Ausgedacht hat sich Lucy Astner die fantasievolle Geschichte für ihre beiden Töchter Leni und Lotti, die dann so sehr im Polly-Fieber waren, dass sie ihre Mutter drängten, das Buch sofort an Verlage zu schicken, damit ihre Freunde es auch lesen könnten. Es hat geklappt: Unglaublich, schon zwei Wochen nach Einreichung des Manuskripts meldete sich der Thienemann-Esslinger Verlag. Kurz darauf hat sich Warner Bros. die Filmrechte an allen vier Polly-Bänden gesichert und die zweite Auflage war schon vor Erscheinen der ersten im Druck. „Glückliche Fügungen“, nennt Astner das bescheiden. 

Dabei ist ihr Talent als Drehbuchautorin für Kinokomödien unbestritten, hat sie doch schon für Til Schweiger, Matthias Schweighöfer und Veronica Ferres geschrieben. Ihre Dialoge sind lebendig und voller Sprachwitz, Pollys Kosmos bevölkert sie mit prallbunten Charakteren im Spagat zwischen Fantasy und Kinderalltag. Gruselig ist da rein gar nichts, vielmehr geht es mit viel Humor um existenzielle Themen wie Freundschaft, Anderssein und die Kraft, Herausforderungen zu meistern und sich ohne Eltern ein Stück weit in die Welt zu wagen. Vor allem aber um eine durchweg sympathische Titelfigur, die so sensibel wie impulsiv ihr Herz auf der Zunge trägt: „Polly ist so, wie ich als Kind gern gewesen wäre.
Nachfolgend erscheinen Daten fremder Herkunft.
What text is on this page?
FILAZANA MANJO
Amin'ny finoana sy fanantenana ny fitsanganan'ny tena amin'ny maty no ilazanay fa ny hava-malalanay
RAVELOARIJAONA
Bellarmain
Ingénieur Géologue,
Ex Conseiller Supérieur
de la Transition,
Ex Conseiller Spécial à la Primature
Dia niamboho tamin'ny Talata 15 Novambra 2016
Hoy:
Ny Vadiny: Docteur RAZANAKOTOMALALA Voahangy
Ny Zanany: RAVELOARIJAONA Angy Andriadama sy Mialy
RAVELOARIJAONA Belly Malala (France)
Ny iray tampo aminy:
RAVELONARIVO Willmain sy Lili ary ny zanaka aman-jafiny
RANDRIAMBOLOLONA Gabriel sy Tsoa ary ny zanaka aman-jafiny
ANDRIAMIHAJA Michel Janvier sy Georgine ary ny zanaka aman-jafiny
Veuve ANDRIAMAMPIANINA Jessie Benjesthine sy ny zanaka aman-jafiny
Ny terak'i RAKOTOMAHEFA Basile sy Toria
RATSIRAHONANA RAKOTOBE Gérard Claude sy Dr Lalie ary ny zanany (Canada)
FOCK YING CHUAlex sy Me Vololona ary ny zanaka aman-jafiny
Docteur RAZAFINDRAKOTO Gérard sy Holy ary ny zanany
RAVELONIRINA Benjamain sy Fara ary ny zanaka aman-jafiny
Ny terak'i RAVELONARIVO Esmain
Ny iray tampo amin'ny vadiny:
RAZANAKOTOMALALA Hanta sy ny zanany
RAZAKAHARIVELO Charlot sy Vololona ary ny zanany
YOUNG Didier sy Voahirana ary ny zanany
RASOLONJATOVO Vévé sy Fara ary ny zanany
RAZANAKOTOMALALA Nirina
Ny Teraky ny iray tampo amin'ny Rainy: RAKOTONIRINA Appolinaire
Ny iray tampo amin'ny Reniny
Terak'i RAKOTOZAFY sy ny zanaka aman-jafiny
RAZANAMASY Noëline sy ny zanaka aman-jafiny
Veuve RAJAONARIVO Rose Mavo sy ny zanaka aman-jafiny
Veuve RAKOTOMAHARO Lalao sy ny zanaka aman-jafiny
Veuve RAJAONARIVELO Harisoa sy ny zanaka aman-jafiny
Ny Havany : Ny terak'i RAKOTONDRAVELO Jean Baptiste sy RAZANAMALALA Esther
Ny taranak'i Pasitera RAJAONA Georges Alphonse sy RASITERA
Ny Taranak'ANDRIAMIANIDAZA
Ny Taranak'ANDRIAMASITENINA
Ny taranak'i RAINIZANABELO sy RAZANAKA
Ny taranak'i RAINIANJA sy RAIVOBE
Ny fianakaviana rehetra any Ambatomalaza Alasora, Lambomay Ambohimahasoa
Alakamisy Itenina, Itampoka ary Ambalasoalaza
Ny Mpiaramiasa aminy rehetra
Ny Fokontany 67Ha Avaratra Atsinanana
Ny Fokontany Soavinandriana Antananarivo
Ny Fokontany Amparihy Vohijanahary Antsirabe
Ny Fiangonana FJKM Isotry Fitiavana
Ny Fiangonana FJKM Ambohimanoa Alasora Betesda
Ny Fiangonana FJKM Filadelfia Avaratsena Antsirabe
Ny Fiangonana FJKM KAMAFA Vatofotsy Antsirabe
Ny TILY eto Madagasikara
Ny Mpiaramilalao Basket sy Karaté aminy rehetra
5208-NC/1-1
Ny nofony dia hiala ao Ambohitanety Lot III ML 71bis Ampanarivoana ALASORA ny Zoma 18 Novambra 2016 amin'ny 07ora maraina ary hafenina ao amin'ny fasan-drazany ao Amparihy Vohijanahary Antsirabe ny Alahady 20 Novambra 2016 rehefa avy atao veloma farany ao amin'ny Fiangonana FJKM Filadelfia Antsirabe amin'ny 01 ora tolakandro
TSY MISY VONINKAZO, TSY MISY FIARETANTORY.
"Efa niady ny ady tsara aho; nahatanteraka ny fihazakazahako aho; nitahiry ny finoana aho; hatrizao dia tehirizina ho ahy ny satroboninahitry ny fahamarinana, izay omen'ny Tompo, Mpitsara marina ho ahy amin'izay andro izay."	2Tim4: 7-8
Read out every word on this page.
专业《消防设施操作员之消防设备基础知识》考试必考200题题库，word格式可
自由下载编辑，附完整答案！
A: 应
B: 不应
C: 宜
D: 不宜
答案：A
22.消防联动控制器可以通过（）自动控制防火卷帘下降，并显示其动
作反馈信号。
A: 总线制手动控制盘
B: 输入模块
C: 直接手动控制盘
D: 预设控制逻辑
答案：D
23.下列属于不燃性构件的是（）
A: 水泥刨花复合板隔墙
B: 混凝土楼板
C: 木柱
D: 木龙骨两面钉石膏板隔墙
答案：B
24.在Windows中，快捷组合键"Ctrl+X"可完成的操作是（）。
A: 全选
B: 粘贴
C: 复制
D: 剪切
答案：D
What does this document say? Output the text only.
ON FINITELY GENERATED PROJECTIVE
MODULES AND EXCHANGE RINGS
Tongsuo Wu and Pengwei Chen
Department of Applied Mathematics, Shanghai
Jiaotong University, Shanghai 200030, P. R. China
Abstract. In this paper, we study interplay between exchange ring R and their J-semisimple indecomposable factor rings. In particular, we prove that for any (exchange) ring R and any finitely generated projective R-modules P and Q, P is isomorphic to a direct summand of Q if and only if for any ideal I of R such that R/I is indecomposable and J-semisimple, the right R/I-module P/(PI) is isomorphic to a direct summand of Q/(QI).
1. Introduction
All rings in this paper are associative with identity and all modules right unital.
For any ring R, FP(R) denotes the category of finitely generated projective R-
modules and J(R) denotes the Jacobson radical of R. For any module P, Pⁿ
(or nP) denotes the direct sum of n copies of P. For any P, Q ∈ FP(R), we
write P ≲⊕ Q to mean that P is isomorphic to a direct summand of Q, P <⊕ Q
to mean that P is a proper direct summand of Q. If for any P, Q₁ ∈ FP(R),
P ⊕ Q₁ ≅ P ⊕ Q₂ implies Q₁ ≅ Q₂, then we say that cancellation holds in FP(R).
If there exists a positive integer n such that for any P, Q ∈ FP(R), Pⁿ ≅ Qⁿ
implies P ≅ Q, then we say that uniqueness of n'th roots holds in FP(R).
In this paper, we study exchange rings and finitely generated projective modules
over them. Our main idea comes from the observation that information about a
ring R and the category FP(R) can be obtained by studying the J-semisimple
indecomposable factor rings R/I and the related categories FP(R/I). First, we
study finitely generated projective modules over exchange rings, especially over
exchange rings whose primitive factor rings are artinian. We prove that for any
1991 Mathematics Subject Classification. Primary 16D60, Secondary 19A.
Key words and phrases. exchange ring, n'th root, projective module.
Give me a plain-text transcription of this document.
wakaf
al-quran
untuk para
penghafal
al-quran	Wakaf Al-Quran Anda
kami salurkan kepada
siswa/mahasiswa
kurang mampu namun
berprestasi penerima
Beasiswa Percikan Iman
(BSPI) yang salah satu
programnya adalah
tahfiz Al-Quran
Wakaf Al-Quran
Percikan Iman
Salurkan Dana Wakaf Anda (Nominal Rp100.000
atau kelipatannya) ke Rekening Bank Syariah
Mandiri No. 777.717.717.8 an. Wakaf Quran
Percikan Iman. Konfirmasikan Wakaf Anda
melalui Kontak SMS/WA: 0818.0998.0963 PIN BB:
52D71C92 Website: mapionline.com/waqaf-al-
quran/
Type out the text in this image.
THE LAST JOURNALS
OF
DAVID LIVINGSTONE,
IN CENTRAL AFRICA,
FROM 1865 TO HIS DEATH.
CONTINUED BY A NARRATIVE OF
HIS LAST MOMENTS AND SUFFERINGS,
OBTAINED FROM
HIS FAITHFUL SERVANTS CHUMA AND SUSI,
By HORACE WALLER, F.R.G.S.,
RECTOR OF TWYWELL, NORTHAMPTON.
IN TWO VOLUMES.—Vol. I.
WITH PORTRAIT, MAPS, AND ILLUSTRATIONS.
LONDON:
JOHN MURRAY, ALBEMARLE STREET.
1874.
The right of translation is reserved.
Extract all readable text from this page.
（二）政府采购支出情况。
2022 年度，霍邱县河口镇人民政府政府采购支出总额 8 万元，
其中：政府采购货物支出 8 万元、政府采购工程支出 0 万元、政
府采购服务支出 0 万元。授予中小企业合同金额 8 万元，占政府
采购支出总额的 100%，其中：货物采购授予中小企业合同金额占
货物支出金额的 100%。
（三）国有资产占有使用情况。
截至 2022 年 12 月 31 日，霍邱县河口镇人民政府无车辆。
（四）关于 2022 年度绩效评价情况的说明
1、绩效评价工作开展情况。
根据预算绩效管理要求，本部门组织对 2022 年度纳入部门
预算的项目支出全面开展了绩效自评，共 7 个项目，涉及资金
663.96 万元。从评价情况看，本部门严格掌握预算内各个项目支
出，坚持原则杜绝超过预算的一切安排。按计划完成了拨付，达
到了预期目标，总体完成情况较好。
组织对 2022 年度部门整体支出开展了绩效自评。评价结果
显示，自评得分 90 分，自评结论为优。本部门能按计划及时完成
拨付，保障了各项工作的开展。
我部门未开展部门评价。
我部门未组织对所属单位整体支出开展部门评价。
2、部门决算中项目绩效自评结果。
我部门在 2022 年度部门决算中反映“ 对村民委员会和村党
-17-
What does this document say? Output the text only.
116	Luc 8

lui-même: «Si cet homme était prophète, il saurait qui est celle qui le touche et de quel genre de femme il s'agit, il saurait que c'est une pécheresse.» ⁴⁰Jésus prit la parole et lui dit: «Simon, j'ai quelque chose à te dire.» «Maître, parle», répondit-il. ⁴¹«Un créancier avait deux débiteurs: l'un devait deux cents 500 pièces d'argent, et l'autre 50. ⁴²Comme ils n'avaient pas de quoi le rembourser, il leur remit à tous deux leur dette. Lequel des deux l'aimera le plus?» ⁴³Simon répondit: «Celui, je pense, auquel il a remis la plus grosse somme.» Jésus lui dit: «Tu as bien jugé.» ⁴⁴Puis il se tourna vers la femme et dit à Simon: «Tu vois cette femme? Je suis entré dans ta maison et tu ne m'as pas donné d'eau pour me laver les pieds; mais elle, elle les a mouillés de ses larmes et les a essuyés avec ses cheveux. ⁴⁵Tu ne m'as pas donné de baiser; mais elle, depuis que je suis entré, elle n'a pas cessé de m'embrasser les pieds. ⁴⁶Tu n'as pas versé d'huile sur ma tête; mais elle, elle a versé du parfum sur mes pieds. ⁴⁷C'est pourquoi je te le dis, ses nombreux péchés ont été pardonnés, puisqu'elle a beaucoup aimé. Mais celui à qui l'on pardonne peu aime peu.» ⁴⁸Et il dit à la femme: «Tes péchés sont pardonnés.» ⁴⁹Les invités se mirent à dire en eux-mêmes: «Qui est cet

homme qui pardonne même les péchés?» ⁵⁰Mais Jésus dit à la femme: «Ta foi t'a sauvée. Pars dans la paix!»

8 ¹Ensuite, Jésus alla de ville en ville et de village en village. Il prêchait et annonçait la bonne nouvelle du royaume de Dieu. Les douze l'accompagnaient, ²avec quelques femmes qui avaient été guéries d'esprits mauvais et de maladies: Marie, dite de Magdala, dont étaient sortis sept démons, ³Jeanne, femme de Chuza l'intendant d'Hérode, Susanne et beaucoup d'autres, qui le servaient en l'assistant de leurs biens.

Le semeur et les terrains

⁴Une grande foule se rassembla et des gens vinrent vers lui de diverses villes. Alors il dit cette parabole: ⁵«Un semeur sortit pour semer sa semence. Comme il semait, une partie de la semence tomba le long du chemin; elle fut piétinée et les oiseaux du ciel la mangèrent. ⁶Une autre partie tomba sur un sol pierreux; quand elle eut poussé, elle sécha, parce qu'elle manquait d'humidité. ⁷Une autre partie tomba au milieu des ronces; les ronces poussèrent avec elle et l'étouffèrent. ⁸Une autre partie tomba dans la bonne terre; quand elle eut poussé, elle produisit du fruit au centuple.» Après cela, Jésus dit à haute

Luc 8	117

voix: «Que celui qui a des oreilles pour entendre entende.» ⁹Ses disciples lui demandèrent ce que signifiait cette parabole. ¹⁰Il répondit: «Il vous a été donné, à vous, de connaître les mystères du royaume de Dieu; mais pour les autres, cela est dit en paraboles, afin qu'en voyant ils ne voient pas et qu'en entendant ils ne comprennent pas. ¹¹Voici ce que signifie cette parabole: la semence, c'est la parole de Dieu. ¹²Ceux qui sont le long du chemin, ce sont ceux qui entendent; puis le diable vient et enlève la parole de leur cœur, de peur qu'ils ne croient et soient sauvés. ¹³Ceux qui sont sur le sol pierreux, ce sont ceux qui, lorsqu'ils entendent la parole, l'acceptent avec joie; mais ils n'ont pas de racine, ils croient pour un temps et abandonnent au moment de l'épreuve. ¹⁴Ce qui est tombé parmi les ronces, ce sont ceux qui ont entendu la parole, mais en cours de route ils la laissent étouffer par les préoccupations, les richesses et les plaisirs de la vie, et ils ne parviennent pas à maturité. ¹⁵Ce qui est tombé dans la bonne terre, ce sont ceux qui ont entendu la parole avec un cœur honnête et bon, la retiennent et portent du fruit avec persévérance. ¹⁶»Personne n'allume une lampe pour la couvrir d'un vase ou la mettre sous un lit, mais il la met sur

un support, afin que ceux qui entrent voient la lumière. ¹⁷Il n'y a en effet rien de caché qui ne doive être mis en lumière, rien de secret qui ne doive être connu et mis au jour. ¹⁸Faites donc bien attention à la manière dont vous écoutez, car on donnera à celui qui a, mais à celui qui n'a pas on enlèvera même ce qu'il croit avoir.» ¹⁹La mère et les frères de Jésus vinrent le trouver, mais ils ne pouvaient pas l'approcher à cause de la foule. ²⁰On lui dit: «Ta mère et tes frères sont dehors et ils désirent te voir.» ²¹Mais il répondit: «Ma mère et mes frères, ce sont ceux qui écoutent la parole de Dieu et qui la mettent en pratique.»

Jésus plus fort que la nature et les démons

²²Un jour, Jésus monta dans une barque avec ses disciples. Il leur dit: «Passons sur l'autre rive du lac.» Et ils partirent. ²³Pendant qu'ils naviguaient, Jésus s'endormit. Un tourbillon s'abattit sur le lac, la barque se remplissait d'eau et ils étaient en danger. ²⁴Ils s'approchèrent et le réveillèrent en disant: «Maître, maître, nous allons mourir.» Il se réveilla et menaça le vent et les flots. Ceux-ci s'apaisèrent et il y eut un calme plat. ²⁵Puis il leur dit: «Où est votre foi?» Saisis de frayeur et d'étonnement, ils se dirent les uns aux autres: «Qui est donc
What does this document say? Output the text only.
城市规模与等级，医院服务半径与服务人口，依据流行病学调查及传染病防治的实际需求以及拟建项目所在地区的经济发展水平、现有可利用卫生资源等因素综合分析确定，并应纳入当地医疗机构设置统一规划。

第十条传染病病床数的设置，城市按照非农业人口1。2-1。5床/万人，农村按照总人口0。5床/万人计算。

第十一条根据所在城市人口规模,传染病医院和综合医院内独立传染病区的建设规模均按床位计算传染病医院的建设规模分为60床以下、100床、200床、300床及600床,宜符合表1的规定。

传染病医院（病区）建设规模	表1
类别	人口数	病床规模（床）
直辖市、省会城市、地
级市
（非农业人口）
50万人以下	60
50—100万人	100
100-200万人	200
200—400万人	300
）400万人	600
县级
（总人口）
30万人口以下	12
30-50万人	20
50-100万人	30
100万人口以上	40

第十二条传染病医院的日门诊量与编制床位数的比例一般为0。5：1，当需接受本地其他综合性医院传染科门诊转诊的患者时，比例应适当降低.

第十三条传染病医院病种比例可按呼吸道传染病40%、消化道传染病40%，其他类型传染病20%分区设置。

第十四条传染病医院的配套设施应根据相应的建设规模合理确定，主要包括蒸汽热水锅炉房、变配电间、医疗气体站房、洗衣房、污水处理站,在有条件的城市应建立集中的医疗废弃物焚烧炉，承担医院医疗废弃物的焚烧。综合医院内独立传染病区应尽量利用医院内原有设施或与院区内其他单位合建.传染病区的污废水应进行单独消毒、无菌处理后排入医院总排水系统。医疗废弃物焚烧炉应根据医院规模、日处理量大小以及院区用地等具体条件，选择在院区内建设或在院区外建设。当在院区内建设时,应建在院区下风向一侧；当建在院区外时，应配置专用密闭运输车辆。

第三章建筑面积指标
Sie ist mutig und stark, aber nicht leichtsinnig. Sie lässt die Dinge nicht einfach auf sich sitzen, sondern packt sie an und ändert, was ihr nicht gefällt“, erzählt Astner. – Man darf gespannt sein, wie das Abenteuer des Vampirmädchens weitergeht. Einen Cliffhanger hat Lucy Astner schon am Ende des ersten Bands eingebaut: Kann Polly das geheimnisvolle Mädchen Isabella von Zappenduster aus ihrem Bilderrahmen befreien? Fortsetzung folgt!